Anyway, it's hard to to predict all the possible combinations in advance. So, you can create a relatively small PR with only criterions optimization (for example), where we can discuss corner cases which can arise.

mimi030 commented 6 months ago

Thanks for the suggestion! I've submitted a pull request with initial changes focusing on import simplification. Feel free to review it when you have time.

One note: the import simplification led to some test errors. Also, I needed to install python-dotenv, sphinx, sphinx-mdinclude, and sphinx-rtd-theme to run tests and build documentation. Should we include these in the installation package or document them?

If you have other adjustments or optimizations to discuss, I'm ready to work on those. Thanks!

AlekseySh commented 6 months ago

@mimi030 we should not include this to the package to make the original package lighter. But I think it would be good if you add this information to the contribution guide: https://github.com/OML-Team/open-metric-learning/blob/main/CONTRIBUTING.md . You can mention that contributor may need to install one of:

mimi030 commented 6 months ago

Hey @AlekseySh,

I made another pull request, could you review this one? Thank you!

AlekseySh commented 4 months ago

Thanks for your work. To finish everything faster I took some of this code and merged it along with OML 3.0 release, because I needed short imports so new examples look nice.

What would be really cool now -- is further imports shortification to allow 1-level import like from oml import TripletLoss. It would be super great but I'm afraid also super hard because of circular imports. I'm still thinking what can we do here. Probably, we can moved only part of the functions and classes to the first level.

mimi030 commented 4 months ago

@AlekseySh Thanks for your feedback and integrating the code into the OML 3.0 release.

Regarding shortening imports to enable 1-level import, could you specify which files you're considering for modification? I'm aware of circular imports and testing time. Last time, I shifted some functions to "init.py" to enable 2-level imports.
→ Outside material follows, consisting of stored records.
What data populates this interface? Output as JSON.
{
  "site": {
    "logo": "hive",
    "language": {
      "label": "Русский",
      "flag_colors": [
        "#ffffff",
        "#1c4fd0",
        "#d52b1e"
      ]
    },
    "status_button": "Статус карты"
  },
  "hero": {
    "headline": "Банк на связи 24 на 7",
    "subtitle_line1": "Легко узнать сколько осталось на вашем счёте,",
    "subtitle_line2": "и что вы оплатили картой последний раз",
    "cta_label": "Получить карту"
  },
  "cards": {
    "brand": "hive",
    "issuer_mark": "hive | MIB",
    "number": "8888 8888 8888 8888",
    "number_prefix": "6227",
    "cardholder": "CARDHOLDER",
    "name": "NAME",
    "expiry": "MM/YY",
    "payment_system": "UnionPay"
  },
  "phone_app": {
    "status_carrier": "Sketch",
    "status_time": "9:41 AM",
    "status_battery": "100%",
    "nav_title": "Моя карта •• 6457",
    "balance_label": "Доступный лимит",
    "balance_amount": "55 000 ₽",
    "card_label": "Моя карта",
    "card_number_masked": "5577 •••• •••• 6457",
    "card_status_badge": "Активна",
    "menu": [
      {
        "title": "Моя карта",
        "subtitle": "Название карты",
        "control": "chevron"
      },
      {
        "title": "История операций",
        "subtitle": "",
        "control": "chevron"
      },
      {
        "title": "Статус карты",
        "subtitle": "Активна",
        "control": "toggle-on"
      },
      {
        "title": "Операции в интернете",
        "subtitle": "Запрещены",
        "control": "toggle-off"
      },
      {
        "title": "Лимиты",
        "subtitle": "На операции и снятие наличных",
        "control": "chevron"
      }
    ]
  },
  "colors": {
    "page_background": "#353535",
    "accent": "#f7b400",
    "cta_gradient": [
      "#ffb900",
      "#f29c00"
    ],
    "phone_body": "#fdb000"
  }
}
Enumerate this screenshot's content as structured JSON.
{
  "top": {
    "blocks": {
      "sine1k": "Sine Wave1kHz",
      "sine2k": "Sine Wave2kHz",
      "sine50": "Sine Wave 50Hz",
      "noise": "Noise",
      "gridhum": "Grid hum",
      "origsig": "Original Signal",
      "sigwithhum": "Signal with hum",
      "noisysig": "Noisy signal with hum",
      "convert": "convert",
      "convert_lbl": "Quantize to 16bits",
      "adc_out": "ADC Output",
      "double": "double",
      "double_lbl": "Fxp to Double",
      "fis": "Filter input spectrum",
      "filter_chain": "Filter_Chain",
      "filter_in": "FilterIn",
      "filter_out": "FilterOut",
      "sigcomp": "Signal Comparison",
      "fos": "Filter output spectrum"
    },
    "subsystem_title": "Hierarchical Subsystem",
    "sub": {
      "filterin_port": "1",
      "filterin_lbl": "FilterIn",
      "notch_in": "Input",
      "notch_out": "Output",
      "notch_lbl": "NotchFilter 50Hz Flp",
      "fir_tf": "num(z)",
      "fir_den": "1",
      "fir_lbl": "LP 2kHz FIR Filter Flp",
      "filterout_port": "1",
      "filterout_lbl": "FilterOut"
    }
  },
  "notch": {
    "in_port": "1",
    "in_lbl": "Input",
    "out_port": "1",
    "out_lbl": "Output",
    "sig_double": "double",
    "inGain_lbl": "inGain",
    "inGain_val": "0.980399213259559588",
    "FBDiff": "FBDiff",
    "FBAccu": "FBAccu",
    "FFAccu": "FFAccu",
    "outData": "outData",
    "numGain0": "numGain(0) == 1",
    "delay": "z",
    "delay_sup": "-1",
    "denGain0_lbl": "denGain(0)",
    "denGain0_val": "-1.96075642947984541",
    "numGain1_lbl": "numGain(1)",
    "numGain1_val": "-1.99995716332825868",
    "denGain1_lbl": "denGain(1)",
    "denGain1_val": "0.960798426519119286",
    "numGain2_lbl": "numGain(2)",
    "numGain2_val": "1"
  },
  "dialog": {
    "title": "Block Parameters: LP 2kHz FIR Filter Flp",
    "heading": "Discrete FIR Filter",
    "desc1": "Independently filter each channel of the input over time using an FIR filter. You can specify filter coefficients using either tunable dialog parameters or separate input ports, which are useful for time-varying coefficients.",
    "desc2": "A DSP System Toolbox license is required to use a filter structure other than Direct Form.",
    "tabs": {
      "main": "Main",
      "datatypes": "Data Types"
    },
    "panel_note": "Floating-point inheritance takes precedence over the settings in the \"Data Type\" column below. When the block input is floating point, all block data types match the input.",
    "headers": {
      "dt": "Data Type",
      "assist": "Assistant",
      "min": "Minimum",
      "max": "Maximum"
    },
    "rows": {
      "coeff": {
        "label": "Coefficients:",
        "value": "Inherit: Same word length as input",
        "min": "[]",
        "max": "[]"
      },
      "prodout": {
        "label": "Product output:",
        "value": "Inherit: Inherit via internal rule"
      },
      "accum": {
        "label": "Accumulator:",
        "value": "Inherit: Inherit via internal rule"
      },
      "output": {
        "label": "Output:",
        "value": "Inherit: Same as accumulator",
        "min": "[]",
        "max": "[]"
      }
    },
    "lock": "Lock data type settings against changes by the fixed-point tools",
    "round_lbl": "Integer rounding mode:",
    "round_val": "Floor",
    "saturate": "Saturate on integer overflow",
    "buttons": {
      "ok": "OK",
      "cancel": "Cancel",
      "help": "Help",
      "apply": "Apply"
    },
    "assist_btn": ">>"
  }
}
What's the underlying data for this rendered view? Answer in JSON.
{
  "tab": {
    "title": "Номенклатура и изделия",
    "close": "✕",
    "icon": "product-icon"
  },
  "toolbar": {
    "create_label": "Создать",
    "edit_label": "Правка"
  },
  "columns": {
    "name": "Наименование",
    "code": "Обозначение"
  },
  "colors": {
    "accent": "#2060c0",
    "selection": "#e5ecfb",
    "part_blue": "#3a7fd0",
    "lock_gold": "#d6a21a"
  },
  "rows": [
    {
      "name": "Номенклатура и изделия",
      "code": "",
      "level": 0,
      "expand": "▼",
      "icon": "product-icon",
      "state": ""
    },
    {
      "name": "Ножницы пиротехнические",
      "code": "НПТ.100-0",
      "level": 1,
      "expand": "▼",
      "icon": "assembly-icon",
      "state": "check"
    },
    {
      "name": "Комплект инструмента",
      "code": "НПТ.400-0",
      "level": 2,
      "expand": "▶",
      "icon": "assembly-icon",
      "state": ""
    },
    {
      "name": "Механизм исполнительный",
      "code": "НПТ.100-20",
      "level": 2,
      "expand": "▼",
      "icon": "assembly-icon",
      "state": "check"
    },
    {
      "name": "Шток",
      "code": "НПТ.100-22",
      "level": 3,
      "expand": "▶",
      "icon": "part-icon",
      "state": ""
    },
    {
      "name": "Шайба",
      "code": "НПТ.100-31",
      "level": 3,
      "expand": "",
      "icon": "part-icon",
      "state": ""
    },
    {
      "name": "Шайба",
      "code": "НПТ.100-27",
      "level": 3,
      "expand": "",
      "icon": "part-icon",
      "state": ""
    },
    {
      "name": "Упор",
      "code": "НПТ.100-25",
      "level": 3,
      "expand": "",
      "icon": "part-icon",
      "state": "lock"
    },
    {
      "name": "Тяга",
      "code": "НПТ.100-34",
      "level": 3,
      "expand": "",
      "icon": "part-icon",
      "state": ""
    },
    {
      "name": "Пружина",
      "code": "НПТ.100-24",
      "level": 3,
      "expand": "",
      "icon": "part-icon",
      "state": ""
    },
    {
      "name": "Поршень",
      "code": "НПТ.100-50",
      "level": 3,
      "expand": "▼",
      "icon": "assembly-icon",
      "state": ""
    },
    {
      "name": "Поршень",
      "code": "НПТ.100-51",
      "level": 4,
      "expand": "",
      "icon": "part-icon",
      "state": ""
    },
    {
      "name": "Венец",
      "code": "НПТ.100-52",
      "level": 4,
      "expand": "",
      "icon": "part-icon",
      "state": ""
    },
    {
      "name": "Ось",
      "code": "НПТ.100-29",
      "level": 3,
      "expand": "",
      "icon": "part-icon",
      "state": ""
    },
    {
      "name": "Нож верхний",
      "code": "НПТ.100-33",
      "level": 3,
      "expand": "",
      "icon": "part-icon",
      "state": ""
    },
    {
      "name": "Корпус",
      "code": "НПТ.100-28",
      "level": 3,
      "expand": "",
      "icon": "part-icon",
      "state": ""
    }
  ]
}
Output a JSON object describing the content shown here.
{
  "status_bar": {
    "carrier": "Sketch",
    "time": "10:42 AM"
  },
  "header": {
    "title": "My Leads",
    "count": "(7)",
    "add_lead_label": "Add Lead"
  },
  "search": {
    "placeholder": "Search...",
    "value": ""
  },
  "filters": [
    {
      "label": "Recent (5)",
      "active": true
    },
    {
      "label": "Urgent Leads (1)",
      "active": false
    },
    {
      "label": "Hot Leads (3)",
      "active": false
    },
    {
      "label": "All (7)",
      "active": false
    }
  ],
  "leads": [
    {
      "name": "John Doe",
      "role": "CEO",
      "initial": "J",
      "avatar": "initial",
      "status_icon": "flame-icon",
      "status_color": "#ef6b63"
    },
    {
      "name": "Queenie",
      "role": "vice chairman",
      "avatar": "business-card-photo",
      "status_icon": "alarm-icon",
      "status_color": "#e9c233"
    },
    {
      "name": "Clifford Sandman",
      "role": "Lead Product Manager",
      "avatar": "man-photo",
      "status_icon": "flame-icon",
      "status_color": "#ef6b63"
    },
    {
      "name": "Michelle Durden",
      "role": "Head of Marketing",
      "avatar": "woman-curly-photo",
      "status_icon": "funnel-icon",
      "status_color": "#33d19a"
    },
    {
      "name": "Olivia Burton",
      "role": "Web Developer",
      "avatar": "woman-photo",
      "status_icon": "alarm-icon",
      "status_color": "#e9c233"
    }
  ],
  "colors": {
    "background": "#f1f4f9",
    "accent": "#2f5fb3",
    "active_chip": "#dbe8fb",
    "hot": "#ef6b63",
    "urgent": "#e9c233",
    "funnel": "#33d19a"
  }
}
Do you think it's feasible again?

If this requires extensive changes across many files, I might need to pass the torch as my present laptop can't handle extensive testing.

Again, appreciate the chance to be part of this important work—thank you!

AlekseySh commented 4 months ago

@mimi030 I think you are right and it may require a lot of functions or classes to move, so, probably this changes should be done by me, after I have better understanding of how exactly it should be done.